Il me regardait d’un air fier et défiant. Un avare jaloux de son trésor, un poète qui s’abreuvait idéalement de cette fortune, de ce trésor liquide, de cette âme du vin, destinée par lui à l’immortalité, à l’éternité : fallait-il le mépriser ou l’admirer ?
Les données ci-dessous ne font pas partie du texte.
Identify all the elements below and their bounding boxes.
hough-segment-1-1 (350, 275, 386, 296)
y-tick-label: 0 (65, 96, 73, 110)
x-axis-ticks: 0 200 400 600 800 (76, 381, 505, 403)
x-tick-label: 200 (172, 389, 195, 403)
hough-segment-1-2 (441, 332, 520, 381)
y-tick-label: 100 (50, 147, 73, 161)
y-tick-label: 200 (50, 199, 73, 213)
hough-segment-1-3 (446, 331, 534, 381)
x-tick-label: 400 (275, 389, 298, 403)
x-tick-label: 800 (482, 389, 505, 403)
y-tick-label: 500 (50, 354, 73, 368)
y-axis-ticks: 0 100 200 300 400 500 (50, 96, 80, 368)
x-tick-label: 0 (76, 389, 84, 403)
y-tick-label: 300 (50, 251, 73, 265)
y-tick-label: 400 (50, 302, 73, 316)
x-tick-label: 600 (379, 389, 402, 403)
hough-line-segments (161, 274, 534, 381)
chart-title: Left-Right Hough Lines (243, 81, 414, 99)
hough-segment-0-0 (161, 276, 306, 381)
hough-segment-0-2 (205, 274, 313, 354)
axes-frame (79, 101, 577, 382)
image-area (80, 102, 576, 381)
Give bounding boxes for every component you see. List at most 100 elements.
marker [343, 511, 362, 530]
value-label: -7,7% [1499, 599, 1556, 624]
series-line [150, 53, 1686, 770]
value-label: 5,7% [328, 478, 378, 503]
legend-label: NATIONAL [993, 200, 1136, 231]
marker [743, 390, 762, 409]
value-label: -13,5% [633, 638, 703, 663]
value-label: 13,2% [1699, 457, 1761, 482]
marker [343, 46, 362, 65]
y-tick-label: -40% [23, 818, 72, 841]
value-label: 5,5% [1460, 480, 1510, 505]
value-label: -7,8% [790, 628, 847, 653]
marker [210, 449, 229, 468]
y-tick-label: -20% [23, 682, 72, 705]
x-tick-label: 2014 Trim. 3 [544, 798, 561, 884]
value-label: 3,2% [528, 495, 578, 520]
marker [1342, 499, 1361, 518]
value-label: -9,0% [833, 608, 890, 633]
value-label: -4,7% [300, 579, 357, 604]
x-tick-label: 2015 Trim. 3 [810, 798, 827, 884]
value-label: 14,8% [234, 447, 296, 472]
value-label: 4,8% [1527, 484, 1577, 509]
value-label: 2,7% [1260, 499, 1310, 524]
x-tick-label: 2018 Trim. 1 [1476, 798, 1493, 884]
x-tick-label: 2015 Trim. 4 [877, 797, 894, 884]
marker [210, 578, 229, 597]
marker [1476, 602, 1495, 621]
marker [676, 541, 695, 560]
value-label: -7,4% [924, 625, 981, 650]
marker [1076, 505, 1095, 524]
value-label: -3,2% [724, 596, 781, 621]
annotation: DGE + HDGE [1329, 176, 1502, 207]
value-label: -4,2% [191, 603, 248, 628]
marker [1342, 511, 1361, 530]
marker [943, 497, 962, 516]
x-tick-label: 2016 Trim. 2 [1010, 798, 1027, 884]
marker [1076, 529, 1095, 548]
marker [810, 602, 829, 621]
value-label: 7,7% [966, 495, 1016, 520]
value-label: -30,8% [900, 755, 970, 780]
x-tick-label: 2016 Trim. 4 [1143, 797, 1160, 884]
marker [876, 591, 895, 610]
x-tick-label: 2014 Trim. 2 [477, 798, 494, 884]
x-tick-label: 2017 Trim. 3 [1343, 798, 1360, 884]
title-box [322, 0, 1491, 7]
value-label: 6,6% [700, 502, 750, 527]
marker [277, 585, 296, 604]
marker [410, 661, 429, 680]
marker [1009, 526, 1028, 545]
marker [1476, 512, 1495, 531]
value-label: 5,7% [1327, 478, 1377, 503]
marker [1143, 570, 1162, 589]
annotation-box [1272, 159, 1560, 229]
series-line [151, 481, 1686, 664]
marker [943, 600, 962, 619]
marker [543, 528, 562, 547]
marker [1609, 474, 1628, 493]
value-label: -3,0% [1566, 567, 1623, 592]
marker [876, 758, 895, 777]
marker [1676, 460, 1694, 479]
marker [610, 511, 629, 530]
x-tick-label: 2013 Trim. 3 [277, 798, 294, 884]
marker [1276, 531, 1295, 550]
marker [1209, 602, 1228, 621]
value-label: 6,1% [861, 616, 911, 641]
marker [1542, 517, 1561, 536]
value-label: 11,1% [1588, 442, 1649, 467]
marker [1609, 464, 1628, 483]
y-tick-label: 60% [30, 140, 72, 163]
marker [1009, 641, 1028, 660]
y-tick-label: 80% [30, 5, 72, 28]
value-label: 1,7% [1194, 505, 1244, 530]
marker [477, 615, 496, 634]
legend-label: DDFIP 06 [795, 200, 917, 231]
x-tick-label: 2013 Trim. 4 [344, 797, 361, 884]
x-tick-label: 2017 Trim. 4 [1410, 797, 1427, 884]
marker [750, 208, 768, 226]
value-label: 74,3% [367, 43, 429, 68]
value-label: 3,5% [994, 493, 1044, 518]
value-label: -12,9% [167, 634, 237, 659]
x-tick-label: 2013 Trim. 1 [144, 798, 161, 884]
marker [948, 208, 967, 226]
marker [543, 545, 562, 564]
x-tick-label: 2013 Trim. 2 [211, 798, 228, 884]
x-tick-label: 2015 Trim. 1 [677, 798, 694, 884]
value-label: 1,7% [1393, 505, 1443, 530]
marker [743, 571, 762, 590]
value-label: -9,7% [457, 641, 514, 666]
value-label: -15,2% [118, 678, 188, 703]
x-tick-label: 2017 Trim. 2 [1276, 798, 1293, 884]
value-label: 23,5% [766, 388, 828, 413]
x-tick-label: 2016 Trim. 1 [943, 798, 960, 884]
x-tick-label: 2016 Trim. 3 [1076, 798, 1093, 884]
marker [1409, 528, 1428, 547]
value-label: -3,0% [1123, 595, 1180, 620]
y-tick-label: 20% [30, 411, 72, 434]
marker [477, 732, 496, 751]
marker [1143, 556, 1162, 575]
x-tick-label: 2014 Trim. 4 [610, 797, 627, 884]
Le déjeuner comportait quatorze plats, sans compter les entremets et le dessert : des écrevisses, des truites, des perdreaux, un cuissot de sanglier, mariné. En s’asseyant, Partonneau avait dit :
— Monsieur Boniface, nous buvons du vin, nous ! Allons, tapez dans votre Musée : deux bouteilles de montrachet et deux de langon !
— Je n’ai rien à vous refuser, monsieur Partonneau, répondit le Fou, avec une gratitude humble.
Il alla chercher les bouteilles. En présence du cuissot de sanglier, Partonneau déboucha le langon :
— Mais, monsieur Boniface, il est passé, ce vin-là !
Le Fou baissa la tête, en rougissant :
— Comment voulez-vous que je le sache ? Il y en a trop, dans ma cave, trop ! Et puisque je n’en bois jamais !
Soupirant, il s’en fut quérir une autre bouteille.